D v = \t -> v t + sin t

in either case we need to give an initial value for v:

v_0 = 0.0

(In future versions of Baysig, this will be written as v 0 = 0.)

When a function v is defined using a differential operator as above, it can be used as any function, meaning it can be passed as to other functions or applied to values

v 0.5 ⇒ 0.1676

Several differential equations can be solved together if they are coupled. There is no need to indicate this, the compiler will figure it out from the dependencies in the variables. Here are the Lotka-Volterra equation for predator-prey dynamics:

x_0 = 50.0
y_0 = 15.0 
D x t = x t * (lvalpha - lvbeta * y t)
D y t = - y t * (lvgamma - lvdelta * x t)

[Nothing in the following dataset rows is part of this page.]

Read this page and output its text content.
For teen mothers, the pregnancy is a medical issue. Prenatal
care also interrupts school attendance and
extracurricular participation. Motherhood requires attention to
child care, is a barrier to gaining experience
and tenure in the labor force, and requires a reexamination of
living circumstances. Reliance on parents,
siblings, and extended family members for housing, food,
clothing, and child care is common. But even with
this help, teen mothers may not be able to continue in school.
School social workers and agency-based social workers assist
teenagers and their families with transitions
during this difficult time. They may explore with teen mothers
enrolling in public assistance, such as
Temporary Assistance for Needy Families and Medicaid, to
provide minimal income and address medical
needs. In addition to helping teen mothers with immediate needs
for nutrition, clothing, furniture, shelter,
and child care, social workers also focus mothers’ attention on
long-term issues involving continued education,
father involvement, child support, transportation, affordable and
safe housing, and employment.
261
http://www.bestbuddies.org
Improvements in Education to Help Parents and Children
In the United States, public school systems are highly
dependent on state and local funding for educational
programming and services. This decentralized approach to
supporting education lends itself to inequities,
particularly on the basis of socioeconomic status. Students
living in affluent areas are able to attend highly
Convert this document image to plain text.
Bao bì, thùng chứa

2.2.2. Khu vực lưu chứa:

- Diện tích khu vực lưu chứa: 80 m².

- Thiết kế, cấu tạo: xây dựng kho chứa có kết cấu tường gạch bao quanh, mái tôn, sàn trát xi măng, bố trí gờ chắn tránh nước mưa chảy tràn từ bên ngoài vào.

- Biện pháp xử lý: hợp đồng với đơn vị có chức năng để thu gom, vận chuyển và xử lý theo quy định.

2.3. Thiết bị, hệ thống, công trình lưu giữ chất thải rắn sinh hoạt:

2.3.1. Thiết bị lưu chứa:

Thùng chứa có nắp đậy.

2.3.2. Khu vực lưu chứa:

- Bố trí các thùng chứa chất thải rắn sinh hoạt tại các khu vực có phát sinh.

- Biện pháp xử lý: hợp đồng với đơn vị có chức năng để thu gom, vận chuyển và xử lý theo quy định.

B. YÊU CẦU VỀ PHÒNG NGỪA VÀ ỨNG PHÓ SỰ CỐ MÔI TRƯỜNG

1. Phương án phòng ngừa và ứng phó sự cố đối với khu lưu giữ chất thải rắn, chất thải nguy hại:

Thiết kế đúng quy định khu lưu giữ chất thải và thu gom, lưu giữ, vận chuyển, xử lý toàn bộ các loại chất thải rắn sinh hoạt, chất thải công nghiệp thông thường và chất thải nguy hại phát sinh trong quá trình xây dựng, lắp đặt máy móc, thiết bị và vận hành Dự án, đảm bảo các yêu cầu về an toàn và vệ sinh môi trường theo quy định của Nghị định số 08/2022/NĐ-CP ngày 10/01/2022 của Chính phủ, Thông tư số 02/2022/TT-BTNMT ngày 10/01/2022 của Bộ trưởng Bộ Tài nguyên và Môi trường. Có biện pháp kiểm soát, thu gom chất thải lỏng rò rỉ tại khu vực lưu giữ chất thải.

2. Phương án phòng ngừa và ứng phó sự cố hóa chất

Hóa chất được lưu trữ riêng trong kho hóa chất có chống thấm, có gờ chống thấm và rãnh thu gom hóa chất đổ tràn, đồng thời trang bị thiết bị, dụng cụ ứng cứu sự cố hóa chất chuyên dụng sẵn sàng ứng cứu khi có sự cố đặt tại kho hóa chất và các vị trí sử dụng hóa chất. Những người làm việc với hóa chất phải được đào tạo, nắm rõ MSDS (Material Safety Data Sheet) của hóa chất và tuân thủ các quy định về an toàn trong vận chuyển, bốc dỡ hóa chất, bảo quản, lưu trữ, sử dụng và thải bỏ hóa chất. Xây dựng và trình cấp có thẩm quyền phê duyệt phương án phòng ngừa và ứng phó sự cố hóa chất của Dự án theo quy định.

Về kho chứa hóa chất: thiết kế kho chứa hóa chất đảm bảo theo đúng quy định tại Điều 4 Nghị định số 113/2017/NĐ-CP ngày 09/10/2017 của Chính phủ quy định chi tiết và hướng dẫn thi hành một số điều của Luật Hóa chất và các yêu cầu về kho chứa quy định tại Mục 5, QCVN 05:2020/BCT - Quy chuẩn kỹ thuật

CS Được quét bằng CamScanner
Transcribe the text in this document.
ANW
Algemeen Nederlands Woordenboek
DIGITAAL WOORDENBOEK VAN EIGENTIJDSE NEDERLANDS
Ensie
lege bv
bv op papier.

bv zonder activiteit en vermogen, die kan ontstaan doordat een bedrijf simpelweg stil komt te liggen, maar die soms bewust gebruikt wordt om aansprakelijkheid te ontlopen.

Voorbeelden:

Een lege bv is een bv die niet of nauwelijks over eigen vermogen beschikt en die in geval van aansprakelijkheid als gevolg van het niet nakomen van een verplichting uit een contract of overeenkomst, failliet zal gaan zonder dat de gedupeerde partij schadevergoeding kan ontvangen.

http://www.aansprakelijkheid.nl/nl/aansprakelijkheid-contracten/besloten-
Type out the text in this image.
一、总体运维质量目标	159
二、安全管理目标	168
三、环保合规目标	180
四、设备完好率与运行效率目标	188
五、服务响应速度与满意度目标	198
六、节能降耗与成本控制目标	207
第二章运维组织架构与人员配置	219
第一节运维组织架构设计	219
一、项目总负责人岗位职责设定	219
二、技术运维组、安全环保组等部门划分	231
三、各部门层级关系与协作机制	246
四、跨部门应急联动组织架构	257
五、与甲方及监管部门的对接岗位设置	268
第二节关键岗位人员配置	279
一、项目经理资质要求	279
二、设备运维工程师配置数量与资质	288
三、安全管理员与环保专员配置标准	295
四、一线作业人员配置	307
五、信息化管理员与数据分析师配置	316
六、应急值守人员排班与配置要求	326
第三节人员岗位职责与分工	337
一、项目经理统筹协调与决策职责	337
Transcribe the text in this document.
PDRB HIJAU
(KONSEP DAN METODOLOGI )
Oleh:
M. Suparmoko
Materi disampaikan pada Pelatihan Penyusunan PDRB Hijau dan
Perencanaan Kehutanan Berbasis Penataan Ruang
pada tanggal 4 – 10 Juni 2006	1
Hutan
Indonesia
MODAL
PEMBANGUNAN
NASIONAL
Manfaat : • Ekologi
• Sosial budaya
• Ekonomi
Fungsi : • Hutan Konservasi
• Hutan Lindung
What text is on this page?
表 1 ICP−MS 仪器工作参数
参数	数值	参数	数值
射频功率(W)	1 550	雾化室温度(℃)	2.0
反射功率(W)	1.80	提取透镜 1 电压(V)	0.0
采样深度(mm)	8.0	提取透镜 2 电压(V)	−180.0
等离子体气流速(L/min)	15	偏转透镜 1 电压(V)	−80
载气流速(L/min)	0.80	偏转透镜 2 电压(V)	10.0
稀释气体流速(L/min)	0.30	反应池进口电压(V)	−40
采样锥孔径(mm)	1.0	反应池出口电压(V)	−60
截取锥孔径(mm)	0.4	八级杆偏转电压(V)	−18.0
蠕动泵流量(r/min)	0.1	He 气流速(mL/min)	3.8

over [sigPlot x, sigPlot y] ⇒ 

If you have observed some data, you can use Baysig to express a probabilistic model and try to estimate the model parameters. One way to do this is to act as if the differential equations exactly govern the underlying dynamics, with the outcome observed with uncorrelated noise.

This approach does not always work for real data. The real system may have some intrinsic noise, or there may be aspect of the system we do not fully understand. (In the Bayesian interpretation of probability, these two scenarios really mean the same thing.) We can still work with probabilistic models of the full time series by switching to stochastic differential equations (SDEs), which add "white noise" to the system equations. We have implemented this in Baysig by defining the wiener process as a probability distribution which must be drawn separately, in addition to a differential operator d appropriate for an SDE (the wiener process is not differentiable in the classical sense). This has the disadvantage that a single SDE is defined in two lines instead of one, but makes it clear where stochasticity occurs in an SDE, and allows reuse of individual wiener process sample paths, if needed. Thus a stochastic analog of the Lotka-Volterra equations may be:

predPrey = prob
   rvalpha   ~  gamma 1 1
   rvbeta    ~  gamma 1 1
   rvgamma   ~  gamma 1 1
   rvdelta   ~  gamma 1 1
   w1        ~  wiener
   w2        ~  wiener
   xr_0      ~  improper_uniform_positive
   yr_0      ~  improper_uniform_positive
   d xr t    =     xr t    * (rvalpha  - rvbeta   * yr t)  + 0.4 *  d w1 t
   d yr t    =  -  yr t    * (rvgamma  - rvdelta  * xr t)  + 0.4 *  d w2 t 
   return    (xr,yr)

Then, predPrey1 is new probabilistic generator which has known values for the model parameters:

predPrey1 <* updateS predPrey (return {  rvalpha=>0.1;
                                         rvbeta=>0.01;
                                         rvgamma=>0.05;
                                         rvdelta=>0.001;
                                         xr_0=>50.0; 
                                         yr_0=>15.0})

sampling from this model

simPredPrey <* sample predPrey1

gives functions we can plot

over [sigPlot (fst simPredPrey), sigPlot (snd simPredPrey)] ⇒ 

The real power of the Baysig language is that models like predPrey can be run in two modes: a forward mode that generates data, through sample, and an inverse mode to estimate parameters from real-world data, using estimate. We do not have any real-world data that counts chickens and foxes here at the Baysig HQ, so we will just pretend for now that the simulated data simPredPrey in fact came from a real experiment. We will then estimate the parameters from the simulated dataset. This way of re-estimating parameters from datasets that have been generated with known parameters is important in validating statistical estimation procedures.

predPreyPars <* estimate predPrey simPredPrey

predPreyPars ⇒ {
   rvalpha => 0.0991 ± 0.0027,
   rvbeta => 0.00989 ± 0.00026,
   rvgamma => 0.0544 ± 0.0093,
   rvdelta => 0.00113 ± 0.00019,
}

PlotColumn [] [PlotRow [] [ alphaDist,  betaDist], PlotRow [] [ gammaDist, deltaDist]] ⇒ 

These estimates are very close to the real parameters. This example illustrates that parameter estimation in rich, complex models such as the one above -- or even richer models with many hierarchies -- is as simple in Baysig as linear regression.